La mise à l’index du libéralisme prend la forme, cette fois, avec le dernier livre du Prix Nobel, d’un désaveu académique.
Il sonne la charge sans répit. Le libéralisme se mord la queue, soutient Joseph Stieglitz dans son dernier ouvrage intitulé «Le prix de l’inégalité». Le creusement des inégalités, outre son aspect moral inacceptable, atteint cette fois le cœur du système. Celui-ci ayant mangé toutes ses réserves se prive en paupérisant les classes moyennes et en creusant des écarts énormes entre salariés, d’une capacité de rebond. Il se ferme la porte à une éventuelle reprise.
Comment l’inégalité peut-elle faire imploser le système?
La limite à l’accumulation des richesses
On pensait que le principe de Peter ne s’appliquait qu’aux seuls individus. Le prix Nobel d’économie vient rappeler qu’il s’étend aussi aux systèmes et modes de production. Le “Thatchérisme’’ et les “Reaganomics’’ ont dominé l’univers de l’économie. Ces deux courants, en imposant au monde entier l’option pour un Etat squelettique, ont ouvert la voie à un processus d’accumulation intensive des richesses.
Entre nations d’abord! La CNUCED, cette agence des Nations unies destinée à superviser le commerce et le développement dans le monde, est supplantée par le G20. Dans ce directoire, le cinquième de la population mondiale assure plus des deux tiers du PIB du monde.
Au niveau des pays, ensuite. Près de 1% de la population américaine accapare les 2/3 de la croissance annuelle. Pire que tous les salaires réels des classes moyennes se retrouvent à leur niveau des années 70’. En peu de mots, on peut parler du retour du concept des «200 familles», cette expression désignant pour la France la mainmise des familles possédantes, quelques Happy Few, sur les richesses du pays.

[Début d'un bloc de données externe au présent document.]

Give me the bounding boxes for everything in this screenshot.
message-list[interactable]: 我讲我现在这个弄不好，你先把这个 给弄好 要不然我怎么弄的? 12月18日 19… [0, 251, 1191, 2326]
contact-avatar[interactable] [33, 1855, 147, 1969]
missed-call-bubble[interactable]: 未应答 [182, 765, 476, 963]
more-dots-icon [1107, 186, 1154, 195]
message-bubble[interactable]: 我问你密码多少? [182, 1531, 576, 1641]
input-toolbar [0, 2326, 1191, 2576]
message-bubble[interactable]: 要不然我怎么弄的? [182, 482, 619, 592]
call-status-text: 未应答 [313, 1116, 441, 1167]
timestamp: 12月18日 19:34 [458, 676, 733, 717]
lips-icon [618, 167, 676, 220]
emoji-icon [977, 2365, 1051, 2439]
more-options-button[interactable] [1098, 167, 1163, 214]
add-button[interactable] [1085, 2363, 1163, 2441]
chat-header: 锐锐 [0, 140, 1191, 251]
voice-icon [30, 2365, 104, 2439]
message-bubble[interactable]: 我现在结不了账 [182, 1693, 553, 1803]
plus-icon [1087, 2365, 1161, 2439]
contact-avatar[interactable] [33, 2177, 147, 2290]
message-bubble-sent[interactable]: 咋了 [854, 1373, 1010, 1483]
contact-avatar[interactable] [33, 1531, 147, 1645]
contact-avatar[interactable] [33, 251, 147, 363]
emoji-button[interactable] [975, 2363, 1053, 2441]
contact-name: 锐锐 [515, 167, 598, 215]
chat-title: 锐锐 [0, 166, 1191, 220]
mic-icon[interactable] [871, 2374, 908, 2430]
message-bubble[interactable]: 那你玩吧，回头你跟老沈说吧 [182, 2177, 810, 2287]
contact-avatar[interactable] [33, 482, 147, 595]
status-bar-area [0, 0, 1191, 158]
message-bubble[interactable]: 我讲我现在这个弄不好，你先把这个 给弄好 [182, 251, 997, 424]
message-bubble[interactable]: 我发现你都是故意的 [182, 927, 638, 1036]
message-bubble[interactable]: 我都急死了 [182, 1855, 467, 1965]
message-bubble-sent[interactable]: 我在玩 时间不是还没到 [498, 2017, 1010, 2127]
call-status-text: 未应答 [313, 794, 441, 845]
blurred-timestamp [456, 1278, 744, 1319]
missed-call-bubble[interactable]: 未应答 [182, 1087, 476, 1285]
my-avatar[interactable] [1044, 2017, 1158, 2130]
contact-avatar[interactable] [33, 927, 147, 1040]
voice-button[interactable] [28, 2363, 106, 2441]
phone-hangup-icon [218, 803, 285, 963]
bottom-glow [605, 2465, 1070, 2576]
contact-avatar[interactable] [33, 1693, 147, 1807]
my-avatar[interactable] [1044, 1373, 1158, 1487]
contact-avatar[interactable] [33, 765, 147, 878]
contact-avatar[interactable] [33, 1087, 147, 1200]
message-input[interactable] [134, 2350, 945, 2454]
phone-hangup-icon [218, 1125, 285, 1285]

L’ennui est que le libéralisme, en déséquilibrant les mécanismes de la répartition équitable, neutralise son propre dynamisme. En «spoliant» les classes moyennes, il provoque la panne d’un moteur clé de la croissance, à savoir la demande intérieure.
Qui est derrière tout ce processus?
La «voracité» des banques: les prêts prédateurs
Les banques, selon Joseph Stieglitz, sont derrière cette machination implacable. Au motif du seuil critique, les banques ont pris une telle puissance qu’elles peuvent se permettre d’écrémer le marché sans entrave. Leur lobbying politique aux USA est percutant, car il empêche le législateur de remettre en cause leur hégémonie.
Le prix Nobel cite des exemples pertinents. Les banques ont pu faire voter une loi sur l’imprescription de la dette bancaire. Quand un étudiant contracte un crédit d’étude et que par malheur il se retrouve insolvable, les banques ne le lâchent pas. Quand bien même un tribunal viendrait à prononcer sa mise en faillite, le système bancaire soit qu’il lui re-prête un crédit de consolidation -et c’est un cumul d’intérêt qui prend des proportions énorme-, soit qu’il transfère la garantie sur ses parents et se fait payer grassement. C’est une machine implacable.
On connaît son implication dans l’innovation financière et la mise sur le marché des «produits structurés», véhicule financier artificiel qui a précipité le monde dans une crise financière lors de la déconfiture des «subprimes». Comment s’en sortir?
L’austérité est déconseillée
Le prix Nobel considère que l’Etat doit revenir à la manœuvre pour activer la relance. Cependant, il désavoue la voie de l’austérité. Il rappelle, pour cela, que l’austérité n’a jamais embrayé sur la croissance. Pour lui cela ne fait pas de doute, c’est la thérapie à éviter. Elle ne fera qu’empirer la maladie. La solution est dans le redémarrage de la productivité et le rééquilibrage de la répartition. Autrement dit, dans la réhabilitation de l’Etat.
A la question de savoir s’il existe une alternative au libéralisme, l’économiste répond que oui. En toute probabilité, c’est le sujet de son prochain livre. L’auteur accorde, sans hésiter, un bonus au système scandinave. Un plaidoyer pour le retour de l’Etat providence? A suivre.